祐一(って待てっ!健康ドリンクしかないじゃないか!)
祐一「・・・この店に入るのか?」
栞「ダメですか?」
祐一「さすがに、男が入るのはちょっと・・・・」
この状況だとテキスト通りでもかなり違和感がある。
栞「そんなことないですよ。祐一さんだったら、違和感有りませんよ」
スッポンドリンクやマムシドリンクと違和感が無いと言われても、嬉しいどころか逆に悔しくなる。

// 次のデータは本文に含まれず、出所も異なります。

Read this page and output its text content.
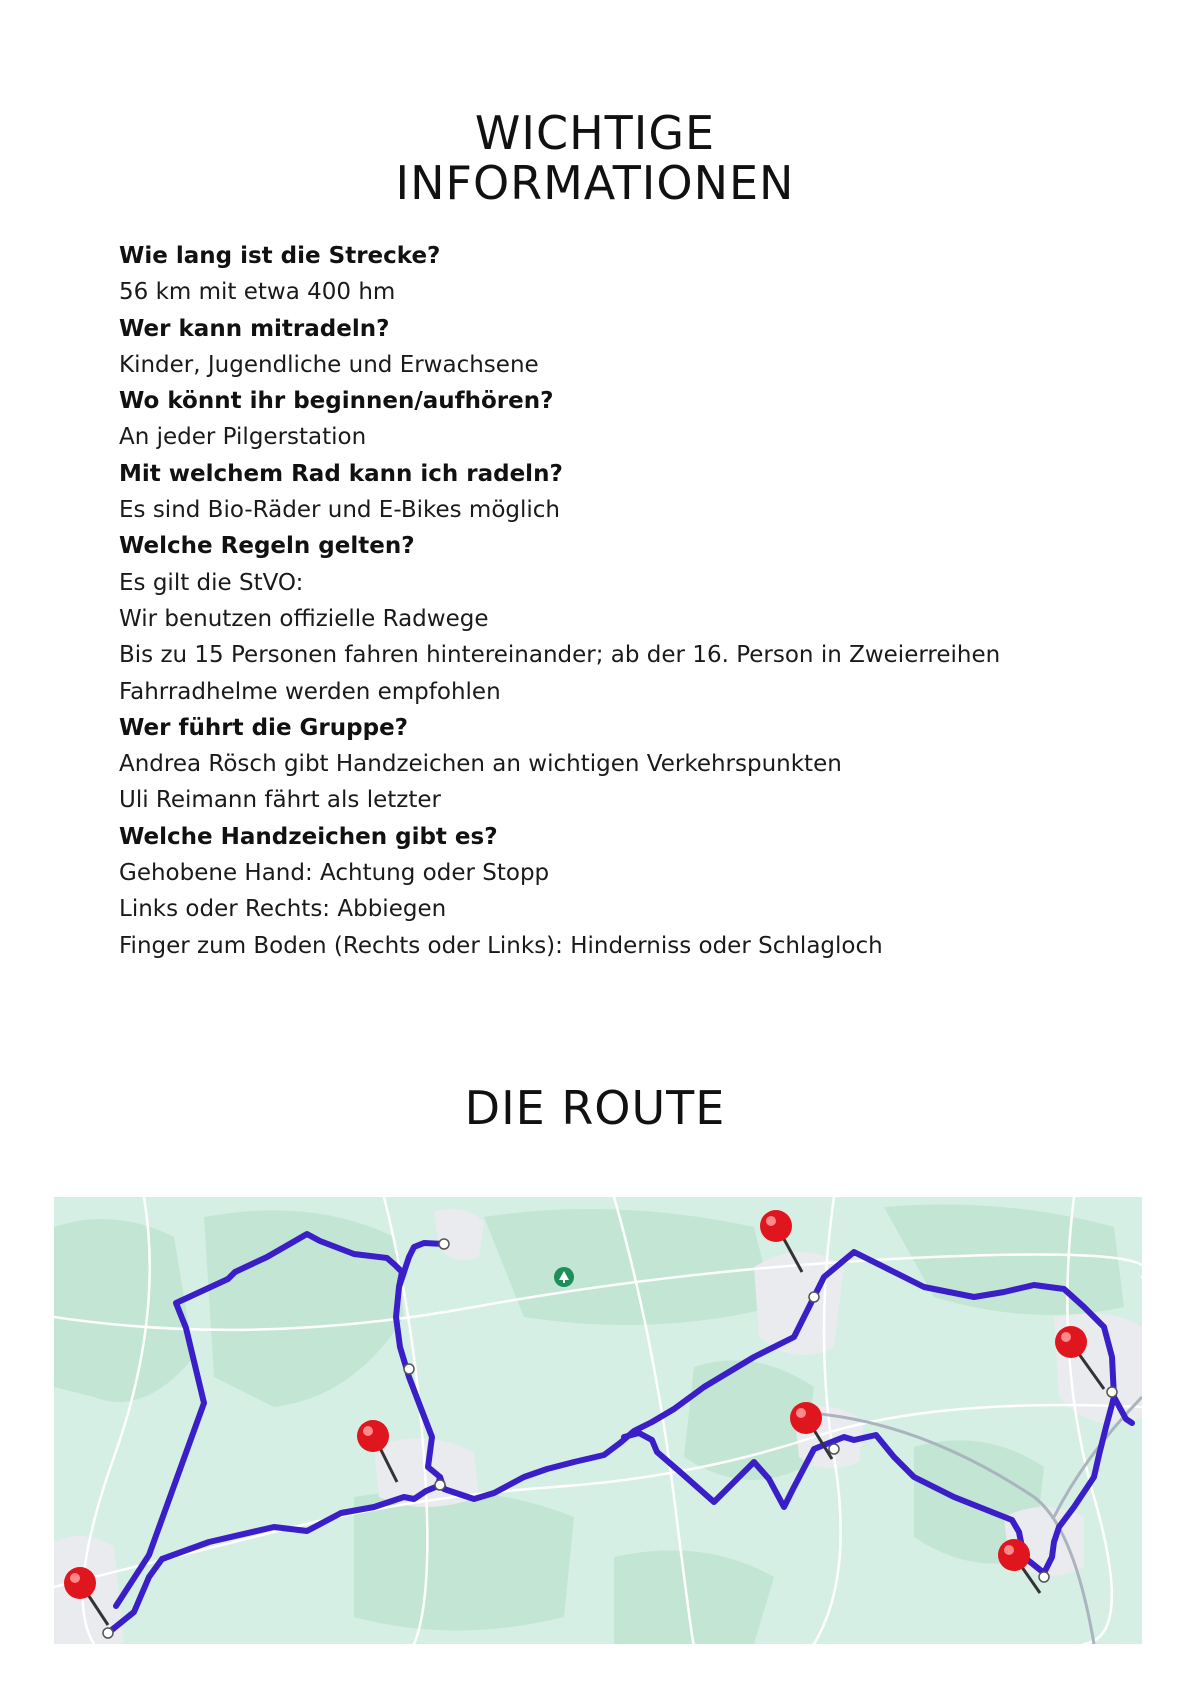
WICHTIGE
INFORMATIONEN

Wie lang ist die Strecke?

56 km mit etwa 400 hm

Wer kann mitradeln?

Kinder, Jugendliche und Erwachsene

Wo könnt ihr beginnen/aufhören?

An jeder Pilgerstation

Mit welchem Rad kann ich radeln?

Es sind Bio-Räder und E-Bikes möglich

Welche Regeln gelten?

Es gilt die StVO:

Wir benutzen offizielle Radwege

Bis zu 15 Personen fahren hintereinander; ab der 16. Person in Zweierreihen

Fahrradhelme werden empfohlen

Wer führt die Gruppe?

Andrea Rösch gibt Handzeichen an wichtigen Verkehrspunkten

Uli Reimann fährt als letzter

Welche Handzeichen gibt es?

Gehobene Hand: Achtung oder Stopp

Links oder Rechts: Abbiegen

Finger zum Boden (Rechts oder Links): Hinderniss oder Schlagloch

DIE ROUTE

祐一「だったら、俺はここで待ってるから、一人で行ってきたらどうだ?」
栞「そうですね・・・分かりました」
栞「ちょっと行ってきますから、待っててくださいね」
言い残して、店に入っていく。
さて・・・・・
祐一「今のうちに、何か買っておくか・・・」
降って湧いた、プレゼント購入のチャンス。
しかし、一体どんなものを買えば喜んでもらえるのだろうか。
あゆ「祐一君っ」
うーむ・・・と思案していた俺の肩を、誰かがぽんぽんと叩く。
祐一「・・・なんだ、あゆか」
あゆ「なんだはひどいよっ」
不満そうだが、とりあえず無視しておく。
祐一「うーん・・」
あゆ「無視〜無視〜」
構って欲しいのか、目の前でぴょんぴょん飛び跳ねている。
祐一「悪いけど、今はあゆに構っている暇は無い」
あゆ「いいもんいいもん!今度祐一君に道で会ったら、こっそり不発弾付けるもんっ!」
祐一「そんなものこっそりつけられるかっ!」
あゆ「・・・もしくは、祐一君に投下(邪笑)」
祐一「・・・あゆさん、やめてください、お願いします・・・」
あゆ「でも、どうしたの?複雑な顔で考え込んでるけど」
祐一「・・・・・いや、ちょっとな」
こういう場合、まずは相手の特徴を考えて、それに合ったプレゼントを用意するものだと思う。
栞の特徴・・・・・・
健康ドリンク(バニラ味)が主食で、趣味は極小な雪だるまを作ることと地雷踏み。
・・・・プレゼント、考えたくないな・・・
祐一「なぁ、あゆ」
あゆ「うん?」
祐一「誕生日プレゼントに、スッポンドリンクと光学顕微鏡と地雷を貰って喜ぶ女の子がいると思うか?」
あゆ「・・・女の子以外でもいないよ・・・」
祐一「やっぱり、そうだよな・・・・」
つーか、ここだけテキスト通りだし・・・・・
あゆ「・・・プレゼントする相手って、栞ちゃん?」
遠慮がちに、尋ねる。
祐一「ああ」
あゆ「そっか・・・・」
祐一「・・・?」
あゆ「・・・他に、趣味とかないのかなぁ?」
祐一「他の趣味・・・・」
・・・・・。
・・・・・・あ。
祐一「思い出した・・・・・」
祐一「絵を描くことが趣味のはずだ」
ただし、呪われてるが・・・・
あゆ「それだよっ」
確かに絵を描く道具となると、いろいろと思いつきそうだった。
祐一「よし、じゃあ早速買ってくる」
あゆ「うん・・・がんばってね」
祐一「ありがとうな、あゆ」
あゆ「これくらい朝飯前だよ・・・」
栞が戻ってくるまで、そんなに時間は残っていないはずだ。
その前に買っておいた方が良いだろ。
俺はあゆに別れを告げて、それらしい店に入った。
あゆ「・・・・・」
その背中を、あゆが複雑な表情で見つめていた。
ショーケースに映った、どこか悲しそうな姿。
あゆ「・・・・・」
祐一「どうした?」
その様子が気になって、店の入り口で振り返る。
あゆ「何でもないよっ」
振り返ったとき、あゆは笑っていた。
いつもの笑顔で、穏やかに笑っていた。
あゆ「じゃあ、ボクも帰るねっ」
そう言い残して、その場所から走り出す。
夕暮れの長くて赤い影が、あゆの背中を追うように走っていく。
赤く染まった羽が、何故か印象的だった。
祐一「・・・・」
あゆの影を見送って、俺も店の中へ消える。
祐一「コピック一式ください」
どごっ!
あゆ「違うよっ!」
いつのまにか後ろにいたあゆにつっこまれた・・・・違ったのか?
栞編 1月28日 完
あとがき:だんだんとあとがきもめんどくさくなりました(ヲイ)栞編はもうすぐ終わる予定です。